The following factors affect food and drink prices:
Season (Harvest season = cheaper prices, good luck buying food from stockpiles in the winter)
Establishment type. Farms have cheaper food prices. Mines have cheaper ore prices.
The type of business you're buying from. Inns have cheap food prices.
The following factors affect weapon/armor prices:
Military camps have cheaper prices, military forts have the cheapest prices.
Factors do stack. If you buy bread from an inn located on a farm located in a village and your player character is banging the merchant, prices will be dirt cheap.
Features to be added:
Occupational factors: cheap to buy weapons/armor from blacksmiths, potions from apothecaries, arrows from fledgers, etc.
Trade and dwindling stocks; simulation of NPCs actually consuming goods based on their packages
Trade convoys; rob them to cause a temporary shortage at their destination.
But wait Monitor, you might ask. Aren't there already mods that do something like that already?
Yes, there are mods like Trade and Barter and Trade Routes.
The main differences that this mod brings to the table:
Allows for far finer, granular control over the factors regarding the price of each product, because it runs as a native dll.
Take food, as one example:
If you are in an inn, food will be cheaper compared to a general store.
If the inn is located on a farm property, the prices will be even cheaper.
If the farm is located on a settlement, it will be slightly cheaper compared to a town or city.
If it is harvest season, it will be a lot cheaper compared to summer, or god forbid, winter prices.

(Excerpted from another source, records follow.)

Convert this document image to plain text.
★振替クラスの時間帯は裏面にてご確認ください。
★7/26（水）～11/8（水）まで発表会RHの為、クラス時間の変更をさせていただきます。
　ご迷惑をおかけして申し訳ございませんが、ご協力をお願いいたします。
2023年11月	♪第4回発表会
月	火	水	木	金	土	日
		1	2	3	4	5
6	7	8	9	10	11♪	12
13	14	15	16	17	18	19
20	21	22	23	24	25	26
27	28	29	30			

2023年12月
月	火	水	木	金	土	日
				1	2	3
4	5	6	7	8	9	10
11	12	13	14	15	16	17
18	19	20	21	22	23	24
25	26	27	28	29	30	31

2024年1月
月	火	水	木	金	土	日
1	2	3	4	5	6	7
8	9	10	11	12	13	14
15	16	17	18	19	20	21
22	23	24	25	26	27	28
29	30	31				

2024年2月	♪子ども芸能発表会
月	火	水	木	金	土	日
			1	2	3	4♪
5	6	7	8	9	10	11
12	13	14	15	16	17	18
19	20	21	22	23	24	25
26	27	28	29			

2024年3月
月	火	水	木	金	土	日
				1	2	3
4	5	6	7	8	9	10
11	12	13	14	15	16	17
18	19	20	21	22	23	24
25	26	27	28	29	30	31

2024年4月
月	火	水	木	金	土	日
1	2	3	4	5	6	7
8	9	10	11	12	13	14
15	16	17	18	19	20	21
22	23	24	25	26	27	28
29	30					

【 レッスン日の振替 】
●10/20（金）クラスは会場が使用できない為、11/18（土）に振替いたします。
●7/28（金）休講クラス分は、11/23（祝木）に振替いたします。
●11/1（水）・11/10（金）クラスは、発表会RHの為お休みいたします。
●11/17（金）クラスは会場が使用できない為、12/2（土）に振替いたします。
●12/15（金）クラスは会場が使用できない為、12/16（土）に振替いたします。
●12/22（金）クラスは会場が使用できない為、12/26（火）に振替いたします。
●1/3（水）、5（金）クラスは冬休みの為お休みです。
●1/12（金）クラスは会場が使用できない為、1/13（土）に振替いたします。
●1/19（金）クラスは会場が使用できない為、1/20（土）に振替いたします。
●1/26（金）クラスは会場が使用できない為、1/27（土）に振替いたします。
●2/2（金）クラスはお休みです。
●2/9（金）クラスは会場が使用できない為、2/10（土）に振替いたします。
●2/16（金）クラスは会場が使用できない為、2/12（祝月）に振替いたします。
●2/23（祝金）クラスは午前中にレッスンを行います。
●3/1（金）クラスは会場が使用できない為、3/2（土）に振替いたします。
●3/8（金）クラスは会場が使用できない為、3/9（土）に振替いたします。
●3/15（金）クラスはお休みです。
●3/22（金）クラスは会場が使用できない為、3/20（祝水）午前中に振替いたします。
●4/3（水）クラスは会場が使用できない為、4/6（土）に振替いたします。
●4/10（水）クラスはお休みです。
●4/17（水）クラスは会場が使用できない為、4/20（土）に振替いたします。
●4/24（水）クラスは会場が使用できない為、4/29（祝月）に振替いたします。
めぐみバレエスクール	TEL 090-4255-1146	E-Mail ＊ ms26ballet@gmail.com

If the merchant likes you as a friend, or you are... ahem... romantically entangled with them somehow with the help of certain other mods, the prices are even more cheap.
Entirely save safe to install and uninstall mid-playthrough. Nothing is stored, nothing is overwritten.
Easily extensible with just keywords. Compatible with land mods as long as they use the vanilla keywords.
Non-invisible trade routes; actually see and interact with trade convoys (in a future update)
A (better) simulation of trade and economy. I'm not an Econ major, nor do I care all that much about strict realism. What the aim of this mod will be is to introduce a gamified (key word game) economy to make trading more fun.